Psicologia

Os Impactos Negativos da Solidão

A solidão afeta pessoas de todas as idades, impactando relações e saúde, e reflete desafios sociais que exigem atenção do poder público, das famílias e de toda a sociedade.

Por Dra. Dorli Kamkhagi , 03/07/2025

4 min de leitura

Os Impactos Negativos da Solidão

Os diferentes estudos apontam para uma preocupação que passou a fazer parte das inquietações governamentais: a questão da solidão. Embora este tema sempre fizesse parte de uma problematização da psicologia e psiquiatria, ligado às questões psicológicas, emocionais e comportamentais, os estudos e exames mais aprofundados nos revelam dados que necessitam de maiores investigações, pois parecem muito preocupantes.

A solidão passou a ser vista como uma condição grave, em que a pessoa se afasta social, físico e emocional, o que pode levar a vários quadros graves. O indivíduo vai deixando de ter contato e uma ligação mais forte com as pessoas que faziam parte do seu entorno familiar e social. Muitas vezes, este sintoma é gerado por uma forte depressão, que leva a pessoa a se afastar cada vez mais de todos os vínculos.

Alguns estudos nos mostram o quanto a solidão não é algo que ocorre somente em adultos. Nas crianças, o isolamento pode levar a dificuldades de aprendizagem juntamente com falta de amizades escolares. São inúmeros os fatores que fazem com que as crianças não consigam ter uma socialização maior e que merecem ser cuidadosamente observados por profissionais das áreas de saúde mental.

Na adolescência, é natural que o jovem busque momentos de isolamento como parte do processo de transformação dessa fase, conquistando aos poucos sua autonomia e seu espaço na família e no mundo. No entanto, há uma linha tênue entre um afastamento saudável e um mergulho excessivo no universo virtual. Muitos adolescentes, mesmo cercados de amigos, vivenciam um profundo sentimento de solidão, especialmente quando enfrentam períodos de vulnerabilidade que exigem a atenção e o cuidado dos pais. Essas mudanças abruptas podem estar relacionadas a fatores de risco, como o uso de drogas e outras substâncias, tornando essencial a observação atenta de pais e cuidadores. Além dos adolescentes, as crianças também necessitam de um acompanhamento psicoterapêutico, que as auxilie a construir uma percepção mais saudável de si mesmas e do mundo ao seu redor.
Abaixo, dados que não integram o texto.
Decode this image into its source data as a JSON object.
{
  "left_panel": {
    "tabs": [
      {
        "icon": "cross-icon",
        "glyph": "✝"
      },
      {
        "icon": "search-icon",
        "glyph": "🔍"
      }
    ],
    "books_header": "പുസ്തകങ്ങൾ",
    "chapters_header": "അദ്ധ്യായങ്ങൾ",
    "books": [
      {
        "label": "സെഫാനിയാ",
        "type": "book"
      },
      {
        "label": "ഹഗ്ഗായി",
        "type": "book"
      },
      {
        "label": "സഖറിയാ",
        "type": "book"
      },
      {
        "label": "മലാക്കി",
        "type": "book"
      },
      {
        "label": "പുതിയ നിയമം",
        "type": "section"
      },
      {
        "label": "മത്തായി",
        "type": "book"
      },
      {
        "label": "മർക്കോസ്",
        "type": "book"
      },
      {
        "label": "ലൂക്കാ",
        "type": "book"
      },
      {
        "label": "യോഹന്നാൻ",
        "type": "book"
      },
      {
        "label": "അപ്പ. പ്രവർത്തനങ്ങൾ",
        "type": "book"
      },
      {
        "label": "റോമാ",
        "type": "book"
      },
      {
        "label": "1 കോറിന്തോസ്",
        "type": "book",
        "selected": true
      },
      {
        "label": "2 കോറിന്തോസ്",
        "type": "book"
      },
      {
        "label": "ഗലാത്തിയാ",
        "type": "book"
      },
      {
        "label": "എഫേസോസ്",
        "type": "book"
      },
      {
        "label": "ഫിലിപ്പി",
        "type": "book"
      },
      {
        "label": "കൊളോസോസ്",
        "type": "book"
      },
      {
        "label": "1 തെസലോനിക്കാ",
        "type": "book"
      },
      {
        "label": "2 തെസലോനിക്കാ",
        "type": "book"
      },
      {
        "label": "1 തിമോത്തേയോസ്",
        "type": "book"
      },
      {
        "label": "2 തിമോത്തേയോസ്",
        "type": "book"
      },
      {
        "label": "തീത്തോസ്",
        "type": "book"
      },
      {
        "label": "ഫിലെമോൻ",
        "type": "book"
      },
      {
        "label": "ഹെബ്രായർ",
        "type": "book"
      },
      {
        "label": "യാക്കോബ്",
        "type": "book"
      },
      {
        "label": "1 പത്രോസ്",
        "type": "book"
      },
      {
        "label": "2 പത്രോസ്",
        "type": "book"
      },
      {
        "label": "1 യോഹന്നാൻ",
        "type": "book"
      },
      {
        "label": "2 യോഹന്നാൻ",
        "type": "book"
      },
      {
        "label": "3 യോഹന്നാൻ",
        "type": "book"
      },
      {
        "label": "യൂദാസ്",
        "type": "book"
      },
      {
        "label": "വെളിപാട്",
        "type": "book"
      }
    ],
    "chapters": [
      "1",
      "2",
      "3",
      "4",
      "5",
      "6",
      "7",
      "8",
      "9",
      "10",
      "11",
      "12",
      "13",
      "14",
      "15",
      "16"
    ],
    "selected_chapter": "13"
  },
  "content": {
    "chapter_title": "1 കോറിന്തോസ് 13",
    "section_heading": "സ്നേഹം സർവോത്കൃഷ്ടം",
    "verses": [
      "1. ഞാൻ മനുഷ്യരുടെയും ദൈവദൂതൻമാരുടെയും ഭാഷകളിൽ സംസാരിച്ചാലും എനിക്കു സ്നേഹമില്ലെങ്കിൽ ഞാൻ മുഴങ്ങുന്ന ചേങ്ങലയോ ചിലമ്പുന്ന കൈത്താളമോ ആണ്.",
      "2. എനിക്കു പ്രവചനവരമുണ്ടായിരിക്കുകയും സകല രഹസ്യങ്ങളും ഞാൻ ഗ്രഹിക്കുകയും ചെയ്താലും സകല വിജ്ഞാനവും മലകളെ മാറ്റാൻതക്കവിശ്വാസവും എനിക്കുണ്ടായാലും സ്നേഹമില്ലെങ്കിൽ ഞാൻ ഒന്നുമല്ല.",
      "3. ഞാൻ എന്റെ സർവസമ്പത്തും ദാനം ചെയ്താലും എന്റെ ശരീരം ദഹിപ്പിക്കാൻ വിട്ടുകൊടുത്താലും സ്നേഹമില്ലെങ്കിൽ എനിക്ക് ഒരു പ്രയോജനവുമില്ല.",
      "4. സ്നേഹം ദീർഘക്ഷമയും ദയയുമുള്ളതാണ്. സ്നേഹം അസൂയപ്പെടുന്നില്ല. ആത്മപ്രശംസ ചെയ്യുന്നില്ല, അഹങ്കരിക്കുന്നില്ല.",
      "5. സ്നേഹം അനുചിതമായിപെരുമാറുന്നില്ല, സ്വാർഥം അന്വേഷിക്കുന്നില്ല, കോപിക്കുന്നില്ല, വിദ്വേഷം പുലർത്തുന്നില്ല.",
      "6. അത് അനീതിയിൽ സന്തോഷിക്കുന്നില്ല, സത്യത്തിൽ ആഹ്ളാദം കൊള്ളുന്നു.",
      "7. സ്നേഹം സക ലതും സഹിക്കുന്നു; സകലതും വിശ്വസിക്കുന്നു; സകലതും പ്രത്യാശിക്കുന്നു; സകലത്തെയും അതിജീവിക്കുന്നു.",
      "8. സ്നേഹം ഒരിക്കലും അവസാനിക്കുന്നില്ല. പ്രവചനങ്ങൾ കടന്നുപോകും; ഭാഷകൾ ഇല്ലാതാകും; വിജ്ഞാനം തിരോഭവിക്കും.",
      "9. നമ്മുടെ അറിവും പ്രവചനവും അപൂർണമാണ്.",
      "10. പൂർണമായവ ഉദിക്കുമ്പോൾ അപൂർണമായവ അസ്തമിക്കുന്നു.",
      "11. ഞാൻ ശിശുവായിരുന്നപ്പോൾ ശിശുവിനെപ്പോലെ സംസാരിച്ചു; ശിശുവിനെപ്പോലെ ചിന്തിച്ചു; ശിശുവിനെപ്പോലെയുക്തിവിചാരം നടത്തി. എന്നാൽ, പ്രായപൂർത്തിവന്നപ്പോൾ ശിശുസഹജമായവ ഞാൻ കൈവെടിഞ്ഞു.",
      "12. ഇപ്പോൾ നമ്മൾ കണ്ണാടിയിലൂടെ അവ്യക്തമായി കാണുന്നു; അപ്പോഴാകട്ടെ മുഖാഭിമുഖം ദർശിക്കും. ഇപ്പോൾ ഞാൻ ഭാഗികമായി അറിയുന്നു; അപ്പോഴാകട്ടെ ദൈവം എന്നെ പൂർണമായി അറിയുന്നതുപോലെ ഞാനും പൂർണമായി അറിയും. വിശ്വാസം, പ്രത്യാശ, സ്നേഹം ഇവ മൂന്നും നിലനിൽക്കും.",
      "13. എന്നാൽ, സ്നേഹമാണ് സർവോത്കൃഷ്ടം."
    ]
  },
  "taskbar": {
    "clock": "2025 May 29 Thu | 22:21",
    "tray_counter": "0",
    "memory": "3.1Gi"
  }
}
Nos adultos, são inúmeros os fatores que podem levar a estados de isolamento. Muitas vezes existe uma autocobrança enorme entre o que gostaríamos de ser e aquilo que realmente conseguimos ser. Os quadros anteriores de depressão e outras síndromes (angústias, fobias, medos) podem se acentuar devido a situações pontuais como a perda de trabalho, o que leva muitas pessoas ao afastamento social. O término de um relacionamento ou a entrada da velhice podem ser fatores desencadeantes para que um indivíduo não se sinta com forças para enfrentar o seu entorno social. A aposentadoria, o medo da morte, o medo da perda de bens financeiros e a saída dos filhos de casa, todos estes e outros fatores podem levar a desenvolver mecanismos de afastamento.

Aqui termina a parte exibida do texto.